Kendrick Dennard Perry (born December 23, 1992) is an American-born naturalized Montenegrin professional basketball player for Unicaja of the Spanish Liga ACB. He played college basketball at Youngstown State University.

==High school career==
Perry attended Edgewater High School in Orlando, Florida where he was a three-year letter winner and a two-time captain. As a senior, he averaged 16 points and eight assists per game, helping Edgewater to the FHSAA District 6A-4 championship. He was a second-team Class 6A selection by the Florida Sports Writers and a third-team choice by FloridaHoops.com. He was also first-team all-area and all-metro area selection.

==College career==
In his freshman season at Youngstown State, Perry scored in double figures in 15 games with a then career-high 21-point performance against Loyola on January 27, 2011. In 30 games (23 starts), he averaged 9.0 points, 3.6 rebounds, 4.1 assists and 1.3 steals in 29.2 minutes per game.

In his sophomore season, he was named to the All-Horizon League first team and the NABC All-District second team. In 31 games (all starts), he averaged 16.8 points, 3.3 rebounds, 3.9 assists and 2.4 steals in 34.8 minutes per game.

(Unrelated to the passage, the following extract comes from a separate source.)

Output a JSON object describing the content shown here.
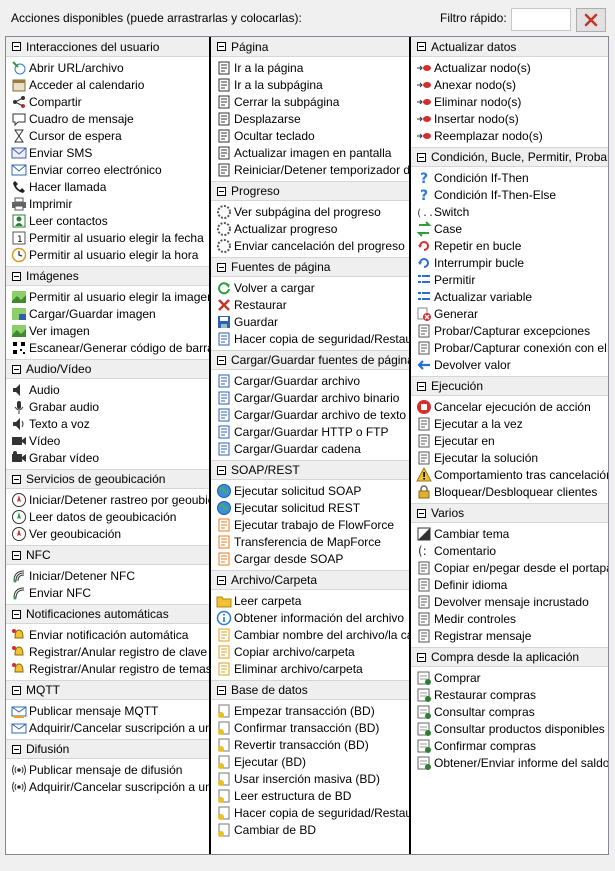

In his junior season, he was named to the All-Horizon League first team and the NABC All-District first team. In 30 games (29 starts), he averaged 17.3 points, 5.5 rebounds, 4.1 assists and 1.9 steals in 35.4 minutes per game.

In his senior season, he was named to the All-Horizon League first team for the third year in a row. He was also named to the NABC All-District first team and the Capital One Academic All-America second team. On March 4, 2014, he tied a career-high 35 points in the first round of the Horizon League Tournament against Oakland. In 32 games (all starts), he averaged 21.3 points, 4.1 rebounds, 4.4 assists and 2.4 steals in 36.5 minutes per game.

==Professional career==
===2014–15 season===
After going undrafted in the 2014 NBA draft, Perry joined the Orlando Magic for the 2014 NBA Summer League. On July 23, 2014, he signed with the Sydney Kings for the 2014–15 NBL season. In 28 games for the Kings, Perry averaged 10.4 points, 3.6 rebounds, 2.4 assists and 1.1 steals per game.

On March 19, 2015, Perry was acquired by the Iowa Energy of the NBA Development League. He made his debut for the Energy the following day, scoring two points in 15 minutes of action in a win over the Fort Wayne Mad Ants.

===Europe===
On August 12, 2015, Perry signed with BC Körmend of the Hungarian Nemzeti Bajnokság I/A.

On September 6, 2016, Perry signed with Macedonian club Karpoš Sokoli for the 2016–17 season. On July 3, 2018, he signed with Nizhny Novgorod. On July 20, 2019, he has signed with Levallois Metropolitans of the LNB Pro A.

On December 18, 2019, Perry signed with Mega Bemax of the ABA League. On May 22, 2020, he signed with Cedevita Olimpija.

On June 30, 2021, he signed with Panathinaikos of the Greek Basket League and the EuroLeague. In 19 EuroLeague games, Perry played 16.4 minutes per contest and averaged a paltry 4.8 points, 1.7 rebounds, and 1.6 assists, shooting with 32.1% from the field and 32.6% from beyond the 3-point arc.

On January 23, 2022, Perry transferred from Panathinaikos to the Montenegrin club Budućnost VOLI for the rest of the season.

On June 13, 2022, Perry signed with Unicaja of the Spanish Liga ACB. In December 2024, Perry and the team reached an agreement for a contract extension until 2027.

==National team career==
While playing in Montenegro in 2022, Perry obtained Montenegrin citizenship, enabling him to play for Montenegro's national team. Perry represented Montenegro in EuroBasket 2022 and in the 2023 FIBA World Cup, where in 4 games he averaged 13.5 points and 5.5 assists in 26 minutes.

==Personal==
Perry is the son of Deborah and Aubrey Perry Jr., and has a brother also named Aubrey.